Les Bleus sont-ils favoris selon vous?
On n’a jamais été aussi proches sur l’aspect de l’organisation, sur la qualité des joueurs, sur les moyens mis à disposition au niveau du staff, de la préparation, du temps de récupération... La Fédé, la Ligue, le public, Fabien Galthié: le rugby français a tout mis en œuvre pour être présent au rendez-vous. Et pour l’instant ils sont plus que présents. Les Bleus ont le meilleur marqueur de la phase de poules, Penaud, le meilleur buteur, Ramos, le meilleur joueur du monde, Dupont. Puis il y a une vraie cote d’amour entre l’équipe de France et les Français. Il faut que ça continue. Il reste trois matchs pour continuer de rêver.
Si la France l’emporte, cela aura-t-il un goût de revanche, après la demi-finale de 1995, qui reste pour l’instant la seule confrontation des deux équipes en Coupe du monde?

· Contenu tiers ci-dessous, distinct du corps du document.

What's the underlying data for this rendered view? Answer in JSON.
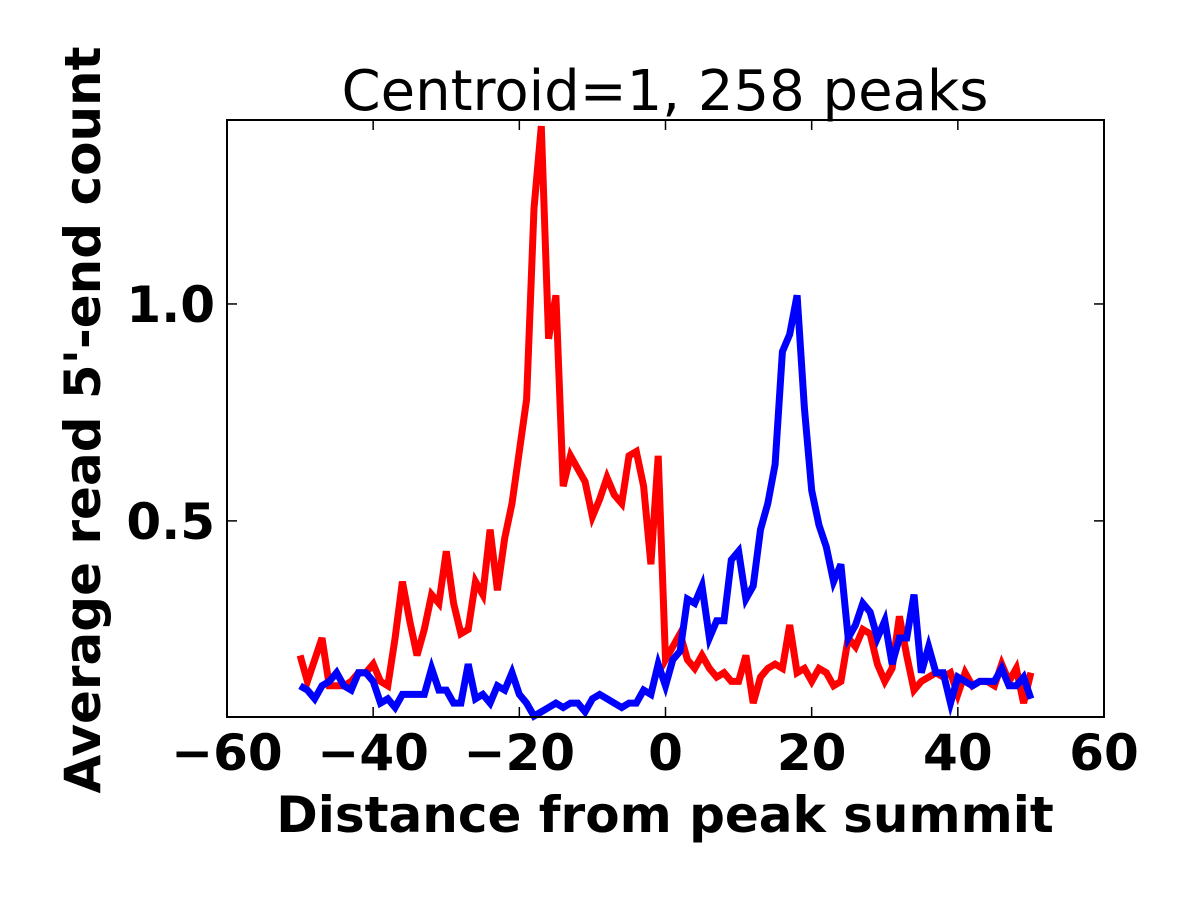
{
  "chart_data": {
    "type": "line",
    "title": "Centroid=1, 258 peaks",
    "xlabel": "Distance from peak summit",
    "ylabel": "Average read 5'-end count",
    "xlim": [
      -60,
      60
    ],
    "ylim": [
      0.048,
      1.424
    ],
    "xticks": [
      -60,
      -40,
      -20,
      0,
      20,
      40,
      60
    ],
    "xtick_labels": [
      "−60",
      "−40",
      "−20",
      "0",
      "20",
      "40",
      "60"
    ],
    "yticks": [
      0.5,
      1.0
    ],
    "ytick_labels": [
      "0.5",
      "1.0"
    ],
    "grid": false,
    "x_start": -50,
    "x_step": 1,
    "series": [
      {
        "name": "red",
        "color": "#ff0000",
        "values": [
          0.19,
          0.13,
          0.18,
          0.23,
          0.12,
          0.12,
          0.12,
          0.13,
          0.15,
          0.15,
          0.17,
          0.13,
          0.12,
          0.23,
          0.36,
          0.27,
          0.19,
          0.25,
          0.33,
          0.31,
          0.43,
          0.31,
          0.24,
          0.25,
          0.36,
          0.33,
          0.48,
          0.34,
          0.46,
          0.54,
          0.66,
          0.78,
          1.22,
          1.41,
          0.92,
          1.02,
          0.58,
          0.65,
          0.62,
          0.59,
          0.51,
          0.55,
          0.6,
          0.56,
          0.54,
          0.65,
          0.66,
          0.58,
          0.4,
          0.65,
          0.18,
          0.21,
          0.24,
          0.18,
          0.16,
          0.19,
          0.16,
          0.14,
          0.15,
          0.13,
          0.13,
          0.19,
          0.08,
          0.14,
          0.16,
          0.17,
          0.16,
          0.26,
          0.15,
          0.16,
          0.13,
          0.16,
          0.15,
          0.12,
          0.13,
          0.23,
          0.21,
          0.25,
          0.24,
          0.17,
          0.13,
          0.16,
          0.28,
          0.19,
          0.11,
          0.13,
          0.14,
          0.15,
          0.14,
          0.15,
          0.1,
          0.15,
          0.12,
          0.13,
          0.13,
          0.12,
          0.17,
          0.13,
          0.16,
          0.08,
          0.15
        ]
      },
      {
        "name": "blue",
        "color": "#0000ff",
        "values": [
          0.12,
          0.11,
          0.09,
          0.12,
          0.13,
          0.15,
          0.12,
          0.11,
          0.15,
          0.15,
          0.13,
          0.08,
          0.09,
          0.07,
          0.1,
          0.1,
          0.1,
          0.1,
          0.16,
          0.11,
          0.11,
          0.08,
          0.08,
          0.17,
          0.09,
          0.1,
          0.08,
          0.12,
          0.11,
          0.15,
          0.1,
          0.08,
          0.05,
          0.06,
          0.07,
          0.08,
          0.07,
          0.08,
          0.08,
          0.06,
          0.09,
          0.1,
          0.09,
          0.08,
          0.07,
          0.08,
          0.08,
          0.11,
          0.1,
          0.17,
          0.12,
          0.18,
          0.2,
          0.32,
          0.31,
          0.35,
          0.23,
          0.27,
          0.27,
          0.41,
          0.43,
          0.32,
          0.35,
          0.48,
          0.54,
          0.63,
          0.89,
          0.93,
          1.02,
          0.76,
          0.57,
          0.49,
          0.44,
          0.36,
          0.4,
          0.23,
          0.26,
          0.31,
          0.29,
          0.23,
          0.27,
          0.17,
          0.23,
          0.23,
          0.33,
          0.15,
          0.21,
          0.15,
          0.15,
          0.08,
          0.14,
          0.13,
          0.12,
          0.13,
          0.13,
          0.13,
          0.16,
          0.12,
          0.12,
          0.14,
          0.09
        ]
      }
    ]
  }
}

Quasiment aucun joueur de cette équipe n’était né à l’époque (rires). Quel que soit le résultat, on ne peut pas revenir, hélas, sur le scénario de 1995. Il y a eu pas mal d’injustices, et heureusement pour eux qu’il n’y avait pas d’arbitrage vidéo, car on aurait mérité mieux. C’est la vie, et je ne veux penser qu’au présent. Je veux que cette équipe de France l’emporte, mais que ce ne soit qu’une étape dans une quête bien plus géniale.

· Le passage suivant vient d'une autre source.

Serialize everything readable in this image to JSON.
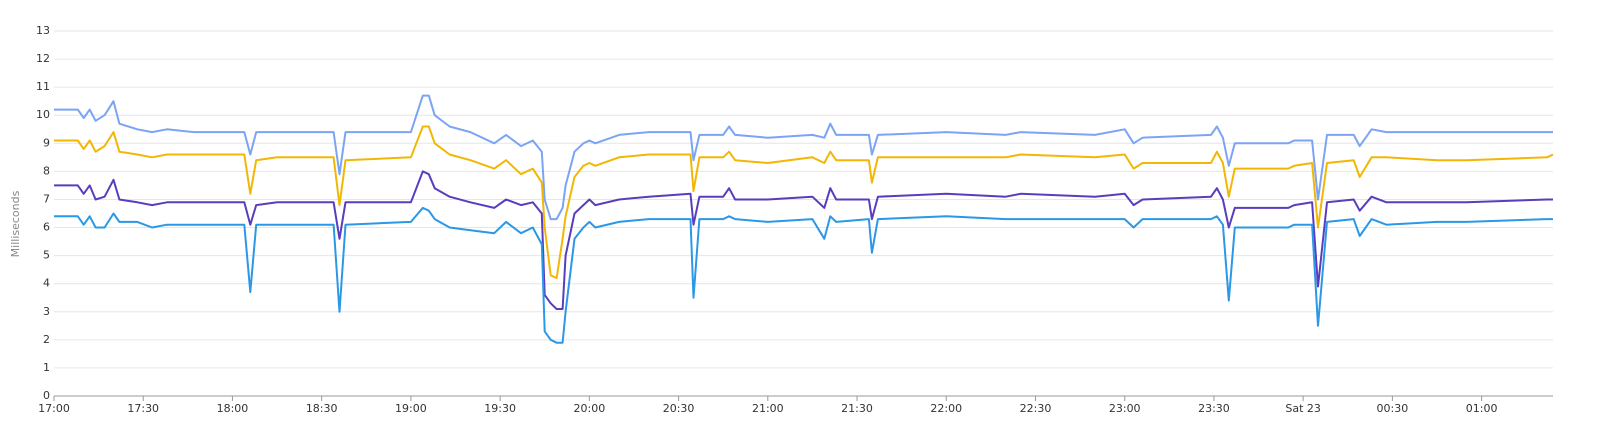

Repensez-vous parfois à 1995? Et à l’arbitre, Derek Bevan?
Souvent. De ce match, avant l’injustice, je me souviens surtout de ce qu’il s’est passé avant. Deux fois, on est prêt à rentrer sur le terrain, mais l’arbitre dit que ce n’est pas praticable, qu’il faut reculer le coup d’envoi. Il pense même à l’annuler. Il ne demande pas aux capitaines, mais il nous explique que dans le règlement, si le match est annulé, l’Afrique du Sud qui a pris un carton rouge en poules sera éliminée. On ne voulait pas gagner sur tapis vert. On les avait battus en 1992, en 1993, on était en mission pour être champions du monde, et je sais que nous avions toutes les qualités. Mais ça ne s’est pas fait. C’est ainsi. Tant mieux pour eux, pour l’histoire de ce pays. Même si, pour notre génération, cette demi-finale ne restera pas comme le meilleur souvenir.
En tant que capitaine, pouviez-vous lui parler?
À la réception, il a reçu une belle montre de la part du président sud-africain, donc je pense que ça veut dire beaucoup (sourire).